Paklek menepuk pundakku dan menatap mataku dalam-dalam.

“Apapun yang terjadi, jangan ikut campur dengan urusan ini. Semua ini diluar kemampuanmu, kali ini tolong dengerin omongan Paklek.”

“I—iya Paklek,”

Akupun menggantikan Paklek untuk membopong anak perempuan itu dan membawanya ke salah satu teras rumah yang tak jauh dari tempat Paklek berada. Dari sini aku masih bisa melihat apa yang Paklek lakukan.

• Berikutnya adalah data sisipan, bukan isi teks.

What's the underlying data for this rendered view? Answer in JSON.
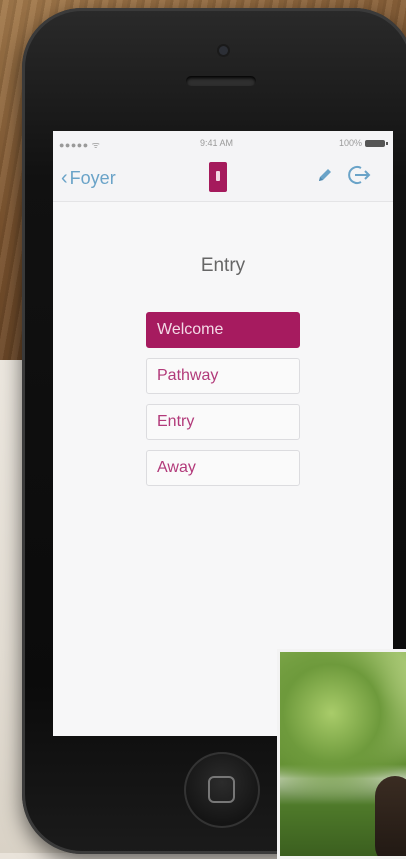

Paklek menarik nafas dalam-dalam.

Ia melangkah perlahan memasuki kerumunan warga desa yang tengah menyaksikan pertunjukkan itu.

Ia menengadahkan tangannya di hadapan wajahnya dan mulai membacakan doa dengan suara yang lantang di tengah-tengah kerumunan.

Ajaib… Perlahan satu persatu warga desa tersadar. Mereka panik dengan apa yang terjadi.

“I—ini dimana?”

“Kabut apa ini?”

Suara keriuhan warga desa mulai terdengar dari kerumunan itu.

“Segera menjauh dari tempat ini,” Perintah Paklek kepada mereka.

Masih ada kebingungan dimata warga, tapi mereka sadar bahwa mereka berada di keadaan yang tidak wajar.merekapun mulai menjauh sambil membantu beberapa dari mereka yang masih terhipnotis.

Sayangnya, tanpa membutuhkan waktu lama.

Keberadaan Paklek disadari oleh kelompok pemain kuda lumping tersebut.

Suara gending yang mengiringi pemain-pemain itu terhenti…

Seketika suasana menjadi hening dengan seluruh pemain, dan makhluk-makhluk tak kasat mata yang menonton pertunjukkan itu serentak menatap ke arah Paklek.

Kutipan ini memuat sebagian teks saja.